Expectation and variance of a binary random variable

If you start dealing with Generalized linear models (GLMs) you will come across sentences like “Obviously the variance of the binary dependent variable is $\mu(1-\mu)$.” Well, for everybody who does not find it too obvious the following derivation may help in understanding the mathematical reasoning behind GLMs, especially Logit and Probit models.

Assume a binary random variable $X$:

$X= \begin{cases}0 \; \text{with probability} \; P(X=0) \\1 \; \text{with probability} \; P(X=1)\end{cases}$

The relation $P(X=0)=1-P(X=1)$ holds since the probabilities (of a discrete random variable) must sum to 1.

The Variance of a random variable is defined as

$Var(X)=E \left \{[X-E(X)]^2 \right \}=E[X^2]-E[X]^2$.

The expected value of our binary random variable is

$E[X]=(1-P(X=1)) \cdot 0 + P(X=1) \cdot 1 = P(X=1)$.

$E[X]$ therefore has the nice interpretation of being the probabilty of X taking on the value 1.

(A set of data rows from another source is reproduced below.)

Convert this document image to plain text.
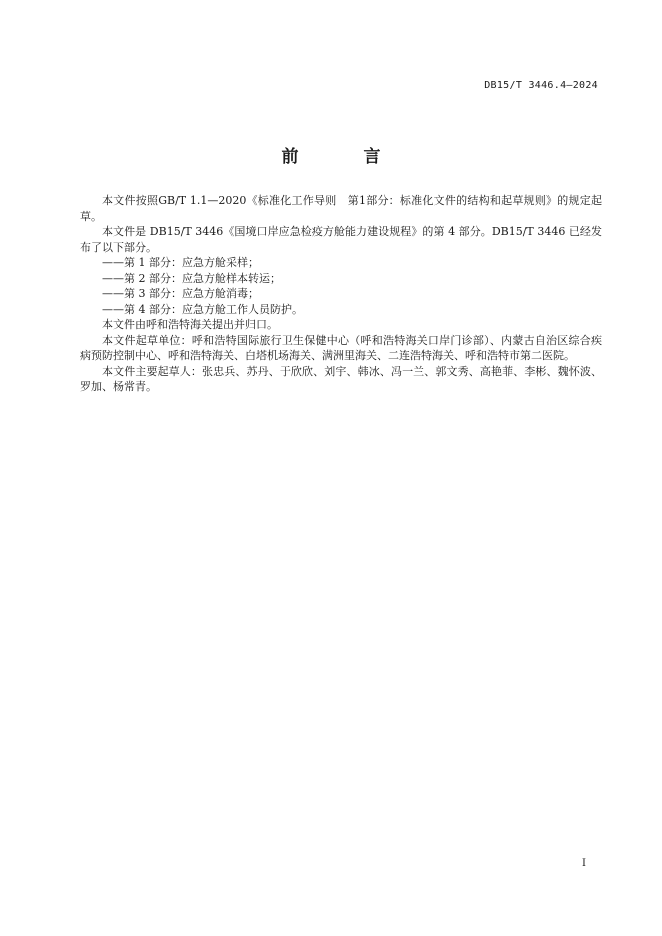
DB15/T 3446.4—2024
前　言

本文件按照GB/T 1.1—2020《标准化工作导则　第1部分：标准化文件的结构和起草规则》的规定起草。

本文件是 DB15/T 3446《国境口岸应急检疫方舱能力建设规程》的第 4 部分。DB15/T 3446 已经发布了以下部分。

——第 1 部分：应急方舱采样；

——第 2 部分：应急方舱样本转运；

——第 3 部分：应急方舱消毒；

——第 4 部分：应急方舱工作人员防护。

本文件由呼和浩特海关提出并归口。

本文件起草单位：呼和浩特国际旅行卫生保健中心（呼和浩特海关口岸门诊部）、内蒙古自治区综合疾病预防控制中心、呼和浩特海关、白塔机场海关、满洲里海关、二连浩特海关、呼和浩特市第二医院。

本文件主要起草人：张忠兵、苏丹、于欣欣、刘宇、韩冰、冯一兰、郭文秀、高艳菲、李彬、魏怀波、罗加、杨常青。

I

With that information we can derive the variance of a binary random variate:

$\begin{array}{l l} Var(X) &= E[X^2]-E[X]^2 \\ &= E[X]-E[X]^2 \quad (*)\\ &=P(X=1)-P(X=1)^2 \\ &=P(X=1)(1-P(X=1)) \end{array}$

$(*)$ holds because X can only take on the values zero or one and it holds that $1^2=1$ and $0^2=0$.